Sunday 23 March 2014

The Backseat

When travelling as a passenger in a car, I love to look out at right angles to our direction and watch the verge flying by. My favourite version of this is when passing a long slatted fence, so light bursts through the gaps in a juddering pattern, its pace changing with the speed of the car. To me, it was somehow otherworldly, or even extra-terrestrial: like the flashing lights of a UFO. When the sun was setting behind such a fence, popping spots were left in the corners of my eyes as I watched the stroboscopic image magically pass me by. Staring out at the hypnotic roadside was also a form of escapism when I was a boy. On long journeys I could either pass the time, or else use the distraction from my parents’ conversation.

Occasionally, they’d cut through my daydreaming with who-knows-how-many repeats of my name, only to ask if I’d done my homework or some such. I would have to turn away from those mesmerising oscillating lights, or that racing kerb, to see my father staring at me in the rear view mirror. He always adjusted it just so; he could see my face clearly where I sat in my favoured seat: the passenger side, behind my mother, the better to see my spellbinding rushing roadside. My father wouldn't break from meeting my eyes, as though he could sense the road ahead in another way. Even if my mother was talking to me, or I was talking to her, his eyes would be on mine. His eyes, locked into mine, were inscrutable, unknowable chips of hard light against his softening skin. So I’d back out of the exchange as soon as I could, returning to my twisted position, gripping the door handle with both hands the better to orientate myself to that flickering peep into elsewhere.

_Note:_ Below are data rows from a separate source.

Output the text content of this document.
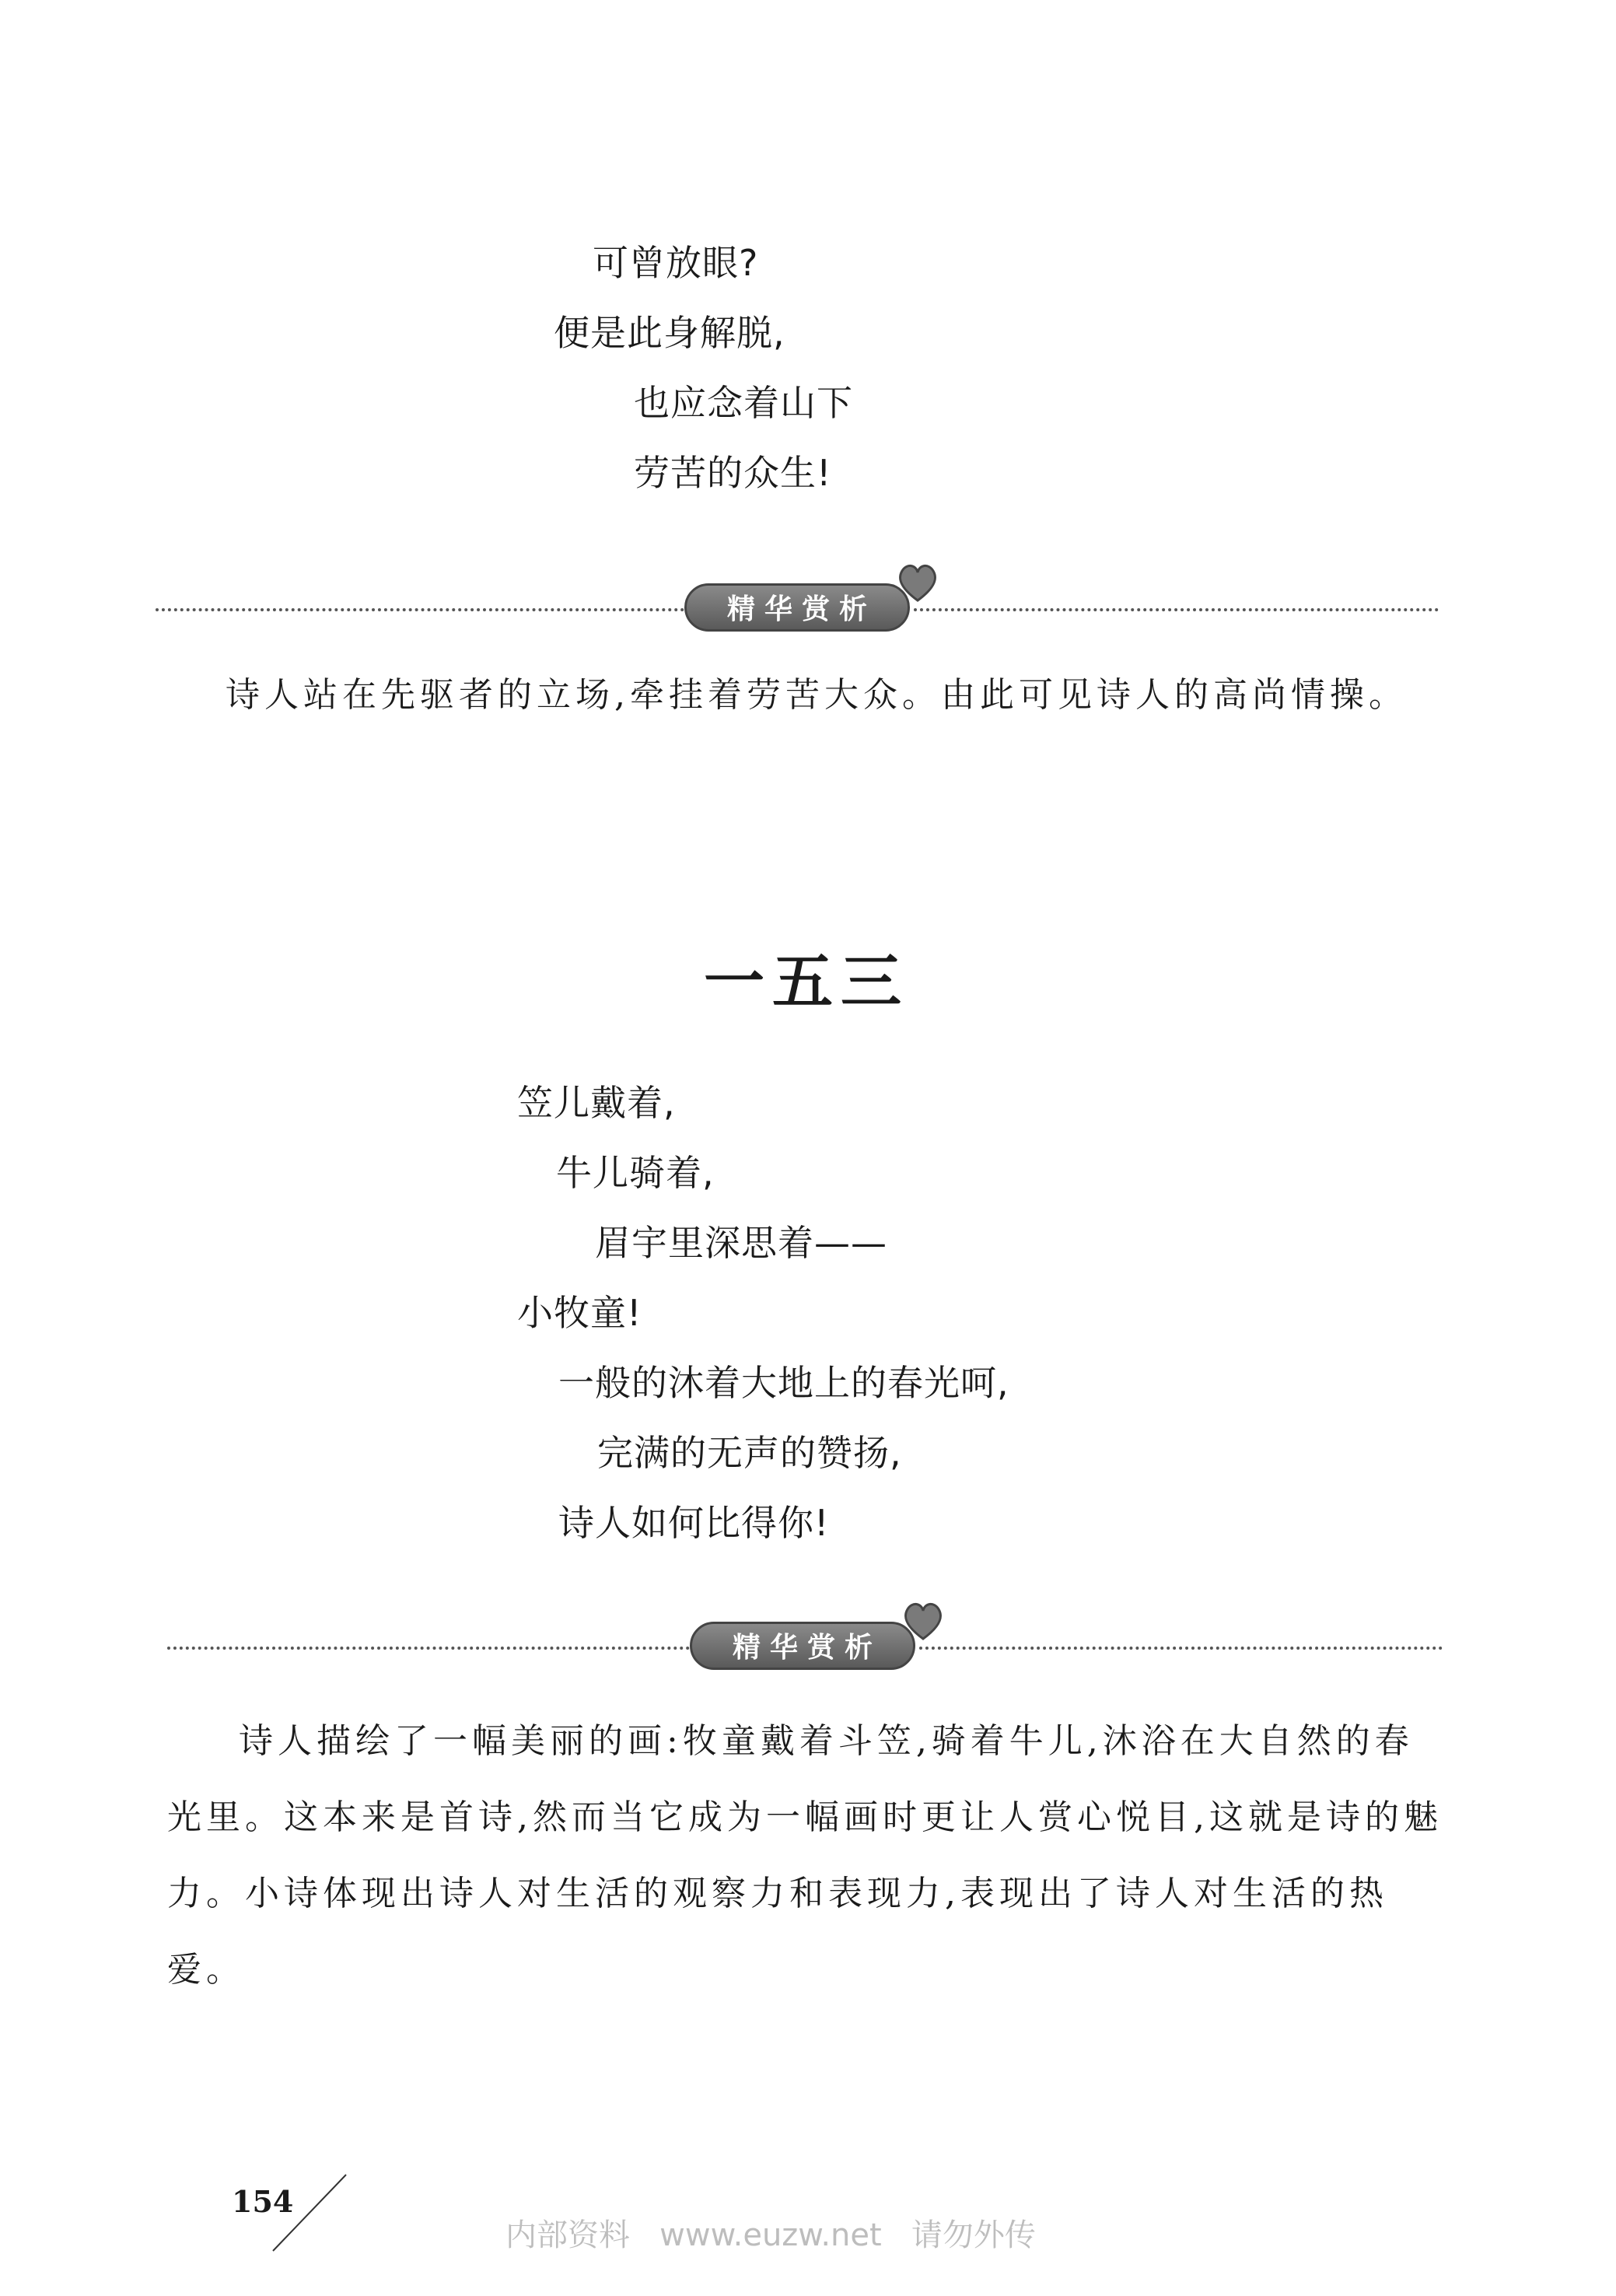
可曾放眼?
便是此身解脱,
也应念着山下
劳苦的众生!
精华赏析
诗人站在先驱者的立场,牵挂着劳苦大众。由此可见诗人的高尚情操。
一五三
笠儿戴着,
牛儿骑着,
眉宇里深思着——
小牧童!
一般的沐着大地上的春光呵,
完满的无声的赞扬,
诗人如何比得你!
精华赏析
诗人描绘了一幅美丽的画:牧童戴着斗笠,骑着牛儿,沐浴在大自然的春光里。这本来是首诗,然而当它成为一幅画时更让人赏心悦目,这就是诗的魅力。小诗体现出诗人对生活的观察力和表现力,表现出了诗人对生活的热爱。
154
内部资料   www.euzw.net   请勿外传
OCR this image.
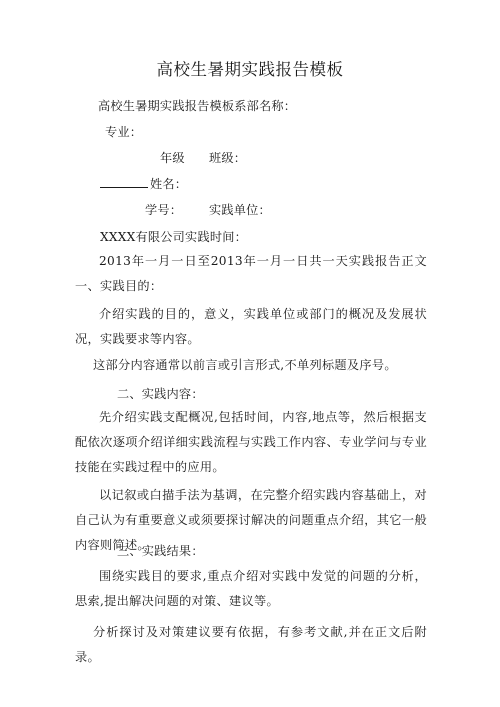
高校生暑期实践报告模板
高校生暑期实践报告模板系部名称：
专业：
年级 班级：
姓名：
学号： 实践单位：
XXXX有限公司实践时间：
2013年一月一日至2013年一月一日共一天实践报告正文一、实践目的：
介绍实践的目的，意义，实践单位或部门的概况及发展状况，实践要求等内容。
这部分内容通常以前言或引言形式,不单列标题及序号。
二、实践内容：
先介绍实践支配概况,包括时间，内容,地点等，然后根据支配依次逐项介绍详细实践流程与实践工作内容、专业学问与专业技能在实践过程中的应用。
以记叙或白描手法为基调，在完整介绍实践内容基础上，对自己认为有重要意义或须要探讨解决的问题重点介绍，其它一般内容则简述。
三、实践结果：
围绕实践目的要求,重点介绍对实践中发觉的问题的分析，思索,提出解决问题的对策、建议等。
分析探讨及对策建议要有依据，有参考文献,并在正文后附录。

When my little sister was born, I had to shift over to the seat behind the driver’s seat, my father’s position, since my sister’s car seat was best kept behind my mother so she could settle her in before getting in the car herself, always on the passenger side. The car seat was an obstacle to my reverie in motion and I had to settle for the ticking by of white lines on dark grey tarmac, or at night, more excitingly, the glimmers of cat’s eyes glancing up at me before going dark as they looked back to the driver behind. On this side I could hear my father’s mutterings more clearly, his mutterings to other drivers, to himself, perhaps to his own demons, I couldn't know. On this side, my father could see my reflection in his wing mirror, through two panes of glass, so although I was closer I felt further.

After my father’s brother’s wedding he drove us home; I think back now and realise he must have been drunk, drunk on the free wine laid on by the brother, my uncle whose success grinded on my father’s self-worth, who’s supposed higher standing had imprisoned my father in a lifetime of jealously. My father’s brother had been evacuated, out to West Sussex, during the war, to a home where he was worshipped and praised by the childless couple and sent to a wonderful school. My father, being older, had stayed in London amid the rubble, the sirens, the banality of mere existence. So at the wedding, my father drank his share, the share he missed out on when they were boys: an accident of his earlier birth. On that journey home the lines darted by faster than usual, the pairs of cat’s eyes had but a glimpse before moving on. My mother sat silent, pursed lips and one hand reaching behind to grasp one edge of the car seat with my sister asleep in it. My father’s muttering was as intense as I’d heard it, cursing his brother and bemoaning his luck.

Since that night, after the wedding, on those near silent roads, I gained back my old seat, and again I sat behind my mother, watching the grassy margin racing by, or the fence uprights snipping the light into vertical bars, but never was I glad, and again my father would stare at me in his rear view mirror, but now with watery eyes, all creased at their edges like the leather across the top of a tired pair of shoes.